When the Nebraska Senate in 2004 enacted Legislative Bill 686, which changed the compulsory attendance age, the state department of education made some small changes to the homeschool regulations. Families who obtained copies of these amended regulations read through them carefully, and many were surprised to find that Nebraska law refers to "school visits." This requirement has actually been part of the existing homeschool regulations for many years.

The school visit requirement, as applied to private homes, is unconstitutional. It cannot be enforced against parents who object to unreasonable searches by the government unless there is probable cause to issue a warrant. The department of education has not tried to demand any home visits for years.

A number of families took steps to assert their constitutionally protected privacy in their own homes.
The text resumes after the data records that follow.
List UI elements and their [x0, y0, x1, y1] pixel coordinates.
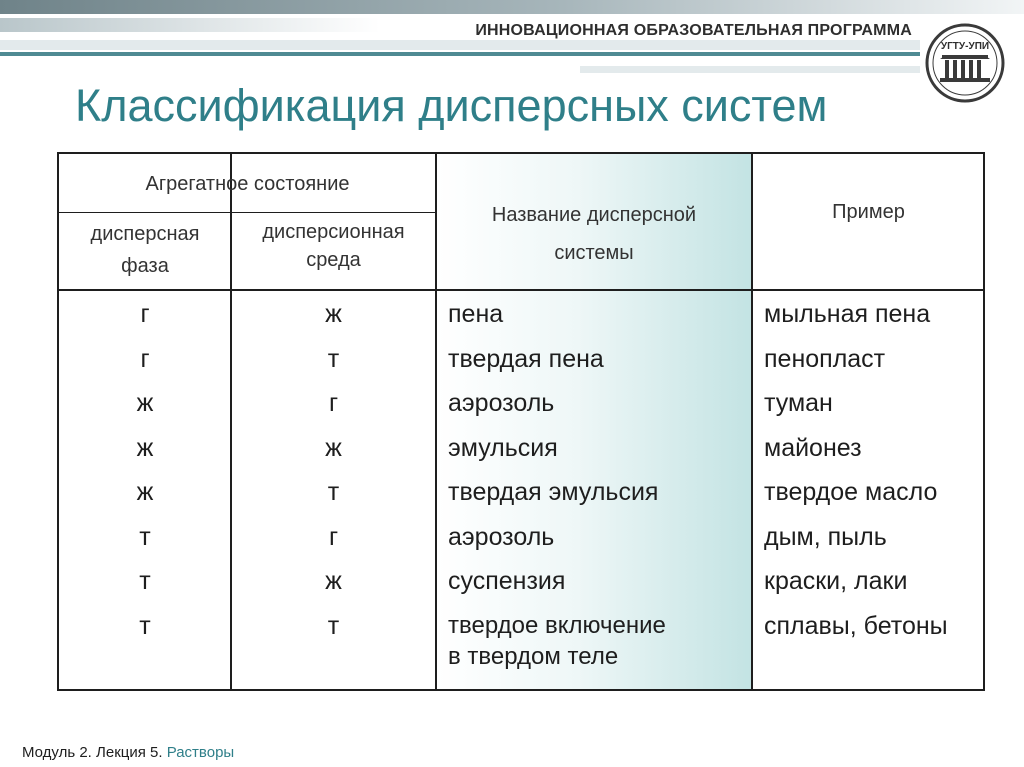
- cell-system-name: аэрозоль: [448, 389, 555, 417]
- footer-module: Модуль 2. Лекция 5.: [22, 744, 163, 761]
- cell-system-name: эмульсия: [448, 433, 558, 462]
- cell-example: сплавы, бетоны: [764, 611, 948, 640]
- cell-phase: ж: [136, 389, 154, 417]
- cell-medium: ж: [325, 433, 342, 462]
- cell-example: пенопласт: [764, 344, 886, 373]
- cell-system-name: твердая эмульсия: [448, 478, 659, 506]
- cell-medium: ж: [325, 567, 342, 595]
- header-example: Пример: [832, 201, 905, 223]
- banner-stripes: [0, 0, 1024, 80]
- footer: [22, 744, 234, 761]
- divider-header-body: [59, 289, 983, 291]
- cell-system-name: суспензия: [448, 567, 566, 595]
- cell-medium: т: [327, 344, 340, 373]
- cell-medium: ж: [325, 300, 342, 328]
- cell-system-name: пена: [448, 300, 504, 328]
- cell-system-name: твердое включение в твердом теле: [448, 611, 666, 670]
- cell-example: майонез: [764, 433, 862, 462]
- cell-medium: г: [328, 389, 339, 417]
- column-medium: [231, 298, 436, 654]
- cell-system-name: аэрозоль: [448, 522, 555, 551]
- cell-phase: ж: [136, 433, 154, 462]
- cell-phase: г: [140, 344, 150, 373]
- header-aggregate-state: Агрегатное состояние: [145, 173, 350, 195]
- cell-phase: т: [139, 522, 151, 551]
- column-system-name: [448, 298, 748, 670]
- column-example: [764, 298, 984, 654]
- cell-system-name: твердая пена: [448, 344, 604, 373]
- header-banner: [0, 0, 1024, 80]
- cell-medium: г: [328, 522, 339, 551]
- cell-example: краски, лаки: [764, 567, 908, 595]
- cell-example: мыльная пена: [764, 300, 931, 328]
- header-phase: дисперсная фаза: [90, 223, 200, 277]
- cell-medium: т: [327, 611, 340, 640]
- cell-phase: т: [139, 611, 151, 640]
- header-medium: дисперсионная среда: [262, 221, 405, 271]
- cell-example: твердое масло: [764, 478, 938, 506]
- page-title: Классификация дисперсных систем: [75, 80, 828, 131]
- university-logo: [924, 22, 1006, 104]
- cell-medium: т: [327, 478, 340, 506]
- cell-example: туман: [764, 389, 833, 417]
- cell-phase: г: [140, 300, 150, 328]
- cell-phase: т: [139, 567, 151, 595]
- header-system-name: Название дисперсной системы: [491, 204, 697, 264]
- program-heading: ИННОВАЦИОННАЯ ОБРАЗОВАТЕЛЬНАЯ ПРОГРАММА: [475, 22, 912, 39]
- divider-subheader: [59, 212, 436, 213]
- footer-topic: Растворы: [166, 744, 235, 761]
- dispersion-table: [57, 152, 985, 691]
- column-phase: [59, 298, 231, 654]
- cell-example: дым, пыль: [764, 522, 887, 551]
- logo-text: УГТУ-УПИ: [940, 41, 990, 52]
- cell-phase: ж: [136, 478, 154, 506]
Some crossed off the paragraph on Form B (the Parent Representative Form) that commits them to "[m]aking arrangements with the exempt school operators in the event that a school visit and/or testing is required by the Commissioner." Others left that language intact, but attached an addendum clarifying that their responsibility for making such arrangements in no way waived their constitutionally protected right to the privacy of their home.

To our surprise, each family that tried to assert their constitutional rights received a rejection letter from the Nebraska Department of Education. Home School Legal Defense Association promptly contacted the department to explain that families have every right to assert their constitutionally protected privacy when they file their annual paperwork. Parents do not have to waive their right to privacy in order to exercise their right to direct the education of their own children.

However, the department wrote back on August 12, 2005, to say it would not accept an altered Form B. The letter went on to state, "As to any written attachment to the forms, we would decide when received if they would be acceptable."

It is HSLDA's opinion that the department lacks the authority to reject a homeschool notice of intent simply because a parent clearly articulates an assertion of constitutional right. We stand behind the freedom-loving families who have stood up for their constitutional rights, and will defend them to the Supreme Court if needed.